RSS chief K S Sudarshan’s statement that the Congress in Kerala had sought and got his organisation’s support in the Assembly election in 2001 has embarrassed both the Congress and the BJP which has been struggling to find a place on the state’s electoral map.
While the Congress has denied such a deal, the RSS state leadership has confirmed that senior Congress leader Vayalar Ravi had approached it for help in a bypoll and not the 2001 election as its chief stated in an interview.
‘‘Ravi’s overtures, however, were turned down since he insisted on keeping the arrangement discreet,’’ A R Mohanan, state secretary of the RSS told The Indian Express today.
Sudarshan told India Today that his outfit and the BJP had helped the Congress win the 2001 Assembly polls after Ravi approached them, and that the Congress was clobbered in the 2004 Lok Sabha poll because the RSS did not help.
Ravi and the KPCC have hotly denied the charge. While Ravi says he had never, ever, met the RSS leader, and had no business to broker votes since he held no office in the party’s state unit then, KPCC chief Thennala Balakrishna Pillai rejected the idea saying it was ‘‘preposterous.’’
But the RSS leadership is refusing to buy that, and has given a new twist to the controversy. It told The Indian Express that what Sudarshan mentioned were really two different points that got mixed up. One was that Ravi had approached the RSS for votes, for himself — this was while he was contesting the Assembly bypoll from Cherthala in the 1990s. Then later, during the 2001 Assembly poll, the RSS had taken a conscious decision to defeat the CPM, which naturally meant rooting for the Congress. It was a unilateral move.
‘‘Ravi drove down to the State Headquarters of our organisation at Elamakkara in Kochi one night, just before the Cherthala bypoll. He called on our Prantha Pracharak R Hari and requested him to divert our significant strength in Cherthala constituency for him. This was unexpected, and Hari told him that we don’t make political deals under cover of darkness, and told him to come for negotiations if and when his situation allowed him to do that openly,’’ Mohanan said.
Mohan says things were different during the 2001 polls. The bloody battles between the CPM and the Congress were at its peak, and cadres of both were being bombed or hacked to death almost daily. The RSS-BJP combine bore the brunt: some of their key men in north Kerala were killed, and they vowed to keep the CPM out of power.

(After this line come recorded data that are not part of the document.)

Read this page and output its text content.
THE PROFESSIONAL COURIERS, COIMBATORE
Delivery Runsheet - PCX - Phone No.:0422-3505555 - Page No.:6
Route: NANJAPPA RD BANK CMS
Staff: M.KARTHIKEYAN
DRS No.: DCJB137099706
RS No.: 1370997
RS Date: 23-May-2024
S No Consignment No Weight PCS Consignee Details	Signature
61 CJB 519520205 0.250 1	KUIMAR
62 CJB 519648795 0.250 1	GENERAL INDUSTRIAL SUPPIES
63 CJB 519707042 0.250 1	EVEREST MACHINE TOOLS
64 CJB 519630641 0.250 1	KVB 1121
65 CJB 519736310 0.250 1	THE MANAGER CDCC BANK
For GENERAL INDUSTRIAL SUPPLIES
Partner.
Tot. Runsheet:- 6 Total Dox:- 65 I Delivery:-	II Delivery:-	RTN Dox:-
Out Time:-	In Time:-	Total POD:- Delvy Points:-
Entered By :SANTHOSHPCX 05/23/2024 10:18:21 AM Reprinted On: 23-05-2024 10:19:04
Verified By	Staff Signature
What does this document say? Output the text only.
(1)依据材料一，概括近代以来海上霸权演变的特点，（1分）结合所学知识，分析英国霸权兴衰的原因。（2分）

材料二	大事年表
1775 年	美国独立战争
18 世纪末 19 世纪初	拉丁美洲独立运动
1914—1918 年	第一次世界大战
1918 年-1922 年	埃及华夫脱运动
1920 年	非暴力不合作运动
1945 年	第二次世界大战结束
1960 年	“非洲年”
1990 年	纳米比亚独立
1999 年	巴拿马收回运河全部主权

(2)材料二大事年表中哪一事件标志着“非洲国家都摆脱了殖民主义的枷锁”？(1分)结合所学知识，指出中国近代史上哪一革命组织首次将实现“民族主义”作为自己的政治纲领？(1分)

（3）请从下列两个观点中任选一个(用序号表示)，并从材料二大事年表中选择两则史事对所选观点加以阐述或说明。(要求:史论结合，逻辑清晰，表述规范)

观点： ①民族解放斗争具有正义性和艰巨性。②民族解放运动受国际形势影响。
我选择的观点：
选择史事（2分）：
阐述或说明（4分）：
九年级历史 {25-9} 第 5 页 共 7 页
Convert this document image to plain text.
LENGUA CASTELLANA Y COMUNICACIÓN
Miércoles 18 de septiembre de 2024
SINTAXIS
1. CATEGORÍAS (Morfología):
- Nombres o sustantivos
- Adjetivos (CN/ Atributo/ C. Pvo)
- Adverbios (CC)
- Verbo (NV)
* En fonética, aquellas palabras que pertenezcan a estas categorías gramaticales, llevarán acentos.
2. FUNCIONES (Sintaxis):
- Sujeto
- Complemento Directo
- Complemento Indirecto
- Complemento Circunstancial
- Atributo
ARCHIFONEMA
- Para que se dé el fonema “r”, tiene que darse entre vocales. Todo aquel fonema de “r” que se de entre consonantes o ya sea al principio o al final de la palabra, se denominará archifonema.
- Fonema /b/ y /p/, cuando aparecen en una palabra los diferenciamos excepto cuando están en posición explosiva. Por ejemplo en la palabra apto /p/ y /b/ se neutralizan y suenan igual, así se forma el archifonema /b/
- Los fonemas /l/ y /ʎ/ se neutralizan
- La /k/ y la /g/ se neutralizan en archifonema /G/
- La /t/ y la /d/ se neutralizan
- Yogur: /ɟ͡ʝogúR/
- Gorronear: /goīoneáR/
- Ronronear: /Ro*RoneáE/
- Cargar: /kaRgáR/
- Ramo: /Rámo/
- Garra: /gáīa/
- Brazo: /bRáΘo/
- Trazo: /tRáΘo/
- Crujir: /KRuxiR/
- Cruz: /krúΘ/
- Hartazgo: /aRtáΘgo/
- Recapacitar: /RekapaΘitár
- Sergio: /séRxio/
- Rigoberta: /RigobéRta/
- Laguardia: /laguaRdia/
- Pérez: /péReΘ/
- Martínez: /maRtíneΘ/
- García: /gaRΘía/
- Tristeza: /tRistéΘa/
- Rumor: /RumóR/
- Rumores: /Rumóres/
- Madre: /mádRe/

‘‘Our state leaders debated this at Tripunithura, under the guidance of Mohan Bhagwat and others from the national leadership. We decided to mobilise our entire strength for the Congress candidates to defeat the CPM,’’ he says.
Interestingly, the BJP, which has a 13-per cent vote share in the state now, does not want to appear that it had played along with this RSS design—not even in constituencies where it could greatly help make the Congress win. ‘‘We had nothing to do with it. We were not consulted, and we did not ask our people to do it,’’ claims state BJP president P S Sreedharan Pillai.
Not that the BJP in Kerala had never done that. It is yet to live down the infamy of its Lok Sabha alliance against the CPM in the early ’90s with the Congress and the Muslim League, in Vadakara and Beypore. Though the party later owned it up as a ‘‘strategic aberration,’’ what was more damaging was the confidential report of the BJP’s own official committee which looked into it for the party’s national leadership.
The probe report clearly highlighted how the party’s votes were being diverted by its own local satraps, how even its senior state leaders have been palming off party votes en bloc in return for both money and other considerations, and how the party was getting into clandestine deals.
The BJP has considerable negotiating room in Kerala, considering that the win-lose margin between the two fronts led by the Congress and CPM in Kerala is often less that two per cent of the votes polled. A few thousand BJP votes shifted strategically could alter a poll’s outcome.
Sreedharan Pillai, however, claims that vote diversions don’t happen anymore. ‘‘We have since resolved that there would be no more hijacking of our votes for any party—by anyone. We did not let at least BJP votes go to the Congress in 2001. I can’t talk for our fellow organisations,’’ he maintained.
The CPM, which has repeatedly said that there were clandestine RSS-Cong deal, is delighted as Sudershan’s statement gives them another chance to claim the Muslim vote it has been desperate to get. ‘‘If a senior leader like Ravi has done it, it must have been with the permission of the party leadership. It’s sad that the Congress had to stoop to such levels and it (the deal) shows how secular that party is,’’ said CPM secretary Pinarayi Vijayan.